If we have an async function, then the caller needs to have something that they can use to get the value when it is finally calculated. .NET 4 included the rather brilliant Task<>abstraction, which reflects a computation that may still be running. A Task<int> object, for example, represents a calculation that may eventually return an integer. Using its Result property, a client can fish out the result value, blocking until it is available, and find out details of any exceptions that were thrown. Tasks support a number of very powerful operators, such as a ContinueWith (which allows you to schedule the execution of one task when some other task completes), and a means of waiting for one or many tasks to finish. Tasks also support a model of synchronous cancellation, with the user function being expected to regularly check for a demand for cancellation, and throwing an exception if this is required. As a result, any method that uses await must either return void or Task<…>.

Some Considerations

Threading always adds complication to any design, and our current example doesn’t really have a good threading model. Some operations need to be called on certain threads, so our code would really need to transition back onto one of these threads before it is called, probably by using the Post operation of the synchronization context that was active when we launched the asynchronous call. .NET also has a notion of an execution context which may need to flow across to any worker threads that are launched. We may need to capture these values when we launch a call, and then get back to the correct state before we restart in the next transition.

Exceptions also need to be handled and stored away in the Task object associated with the current method, so that callers can later get the correct details of what went wrong. If the method finishes successfully, we’re also going to need to store the result away in the task, or at least mark the task as finished if there is no return value. This will allow callers to wait on our method finishing.

There are also several missing pieces in the story of the communication between the state machine (when it fires off the asynchronous work) and the object that is going to do the work. The example above hacked this, by having the asynchronous method we were calling (DoReadLineAndThenDo) know lots of detail about the caller, such as the field in which to write the return value. This code is obviously too specific, and is purely for demonstration purposes. We get around this by adding indirection, having the asynchronous ReadLinereturn a Task, and then hook an OnCompletion action to the returned task which causes the state machine to move to the next state.

Conclusion

Asynchronous code is clearly incredibly useful, and remarkably cunning in its implementation, which means that we’ve had to work twice as hard to unravel it at the other end. Hopefully you can see how quickly async code can start to become convoluted, and how backtracking the various calls and state transitions in a real application poses a challenge.

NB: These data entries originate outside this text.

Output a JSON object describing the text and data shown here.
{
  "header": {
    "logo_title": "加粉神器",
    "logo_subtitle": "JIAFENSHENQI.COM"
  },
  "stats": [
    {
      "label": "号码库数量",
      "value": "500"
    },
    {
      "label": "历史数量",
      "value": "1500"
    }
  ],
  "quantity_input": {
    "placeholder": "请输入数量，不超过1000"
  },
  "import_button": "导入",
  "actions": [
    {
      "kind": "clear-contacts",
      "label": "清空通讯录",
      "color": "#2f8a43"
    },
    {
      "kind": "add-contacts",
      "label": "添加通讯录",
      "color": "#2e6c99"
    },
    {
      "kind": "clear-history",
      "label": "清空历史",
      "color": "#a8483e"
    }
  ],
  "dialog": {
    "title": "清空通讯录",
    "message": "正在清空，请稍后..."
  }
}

Async is implemented using a compiler transform to implement code as a state machine, though this requires a few support classes in the runtime library, and that a set of methods need to be implemented on types that support asynchronous calls following the Await pattern. No changes are required to the CLR, though some support has been added inside mscorlib, and extra methods have been added to the Task<…> type to support the calls of the Awaiter pattern.

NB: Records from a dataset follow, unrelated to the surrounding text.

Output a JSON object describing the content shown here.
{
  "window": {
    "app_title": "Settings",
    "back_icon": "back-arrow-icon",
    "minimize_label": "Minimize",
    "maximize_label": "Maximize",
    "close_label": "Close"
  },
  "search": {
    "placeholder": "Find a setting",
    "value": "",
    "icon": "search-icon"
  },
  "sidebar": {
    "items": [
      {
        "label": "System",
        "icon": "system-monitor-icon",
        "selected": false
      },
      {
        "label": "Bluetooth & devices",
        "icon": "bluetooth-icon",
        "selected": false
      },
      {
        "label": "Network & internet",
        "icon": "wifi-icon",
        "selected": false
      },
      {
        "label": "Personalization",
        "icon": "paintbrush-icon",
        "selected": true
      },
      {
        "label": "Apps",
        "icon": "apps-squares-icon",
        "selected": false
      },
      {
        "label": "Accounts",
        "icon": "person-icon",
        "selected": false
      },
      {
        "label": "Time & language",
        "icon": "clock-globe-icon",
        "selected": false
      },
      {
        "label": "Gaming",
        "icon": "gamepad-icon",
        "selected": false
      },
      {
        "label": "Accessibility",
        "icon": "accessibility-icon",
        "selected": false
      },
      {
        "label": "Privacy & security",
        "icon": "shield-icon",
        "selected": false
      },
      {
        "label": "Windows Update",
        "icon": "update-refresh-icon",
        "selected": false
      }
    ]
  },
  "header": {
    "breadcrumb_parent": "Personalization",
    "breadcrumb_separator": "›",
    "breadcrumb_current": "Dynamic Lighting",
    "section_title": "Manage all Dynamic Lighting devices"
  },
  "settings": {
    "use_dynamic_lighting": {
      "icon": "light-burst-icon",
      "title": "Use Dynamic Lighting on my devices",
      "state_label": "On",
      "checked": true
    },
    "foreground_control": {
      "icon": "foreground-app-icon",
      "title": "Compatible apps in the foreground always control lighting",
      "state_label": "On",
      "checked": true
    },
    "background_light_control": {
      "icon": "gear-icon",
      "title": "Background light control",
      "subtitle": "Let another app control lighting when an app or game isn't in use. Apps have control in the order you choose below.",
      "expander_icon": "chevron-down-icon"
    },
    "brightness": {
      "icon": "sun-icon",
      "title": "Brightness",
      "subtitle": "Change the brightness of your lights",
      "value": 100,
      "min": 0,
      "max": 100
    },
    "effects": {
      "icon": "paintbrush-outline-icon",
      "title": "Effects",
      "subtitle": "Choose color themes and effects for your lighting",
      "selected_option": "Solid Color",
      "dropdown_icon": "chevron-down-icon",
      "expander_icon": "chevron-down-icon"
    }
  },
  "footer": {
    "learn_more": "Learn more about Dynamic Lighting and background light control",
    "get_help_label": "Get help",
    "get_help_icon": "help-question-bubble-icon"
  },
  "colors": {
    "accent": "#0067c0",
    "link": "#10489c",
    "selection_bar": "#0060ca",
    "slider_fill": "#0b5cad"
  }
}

Async really seems to have hit the sweet spot for a technology that allows you to fairly transparently run non-blocking code on a single thread, and user code looks very much like it would for a straightforward blocking implementation. In fact, you can almost write it that way first, and then change it into non-blocking code by just changing the method’s return type to Type<…>, marking it with async, and then using await and asynchronous versions of methods that you call.

Naturally, it isn’t quite that simple in practice. For example, having a function return too early might not interact well with constructs such as locks and exception handlers, and potentially offers the chance of re-entrancy in cases that were previously safe. Nevertheless, async is not as opaque as perhaps it first seems, and you could learn a huge amount by using .NET Reflector to start investigating C#5 as soon as possible.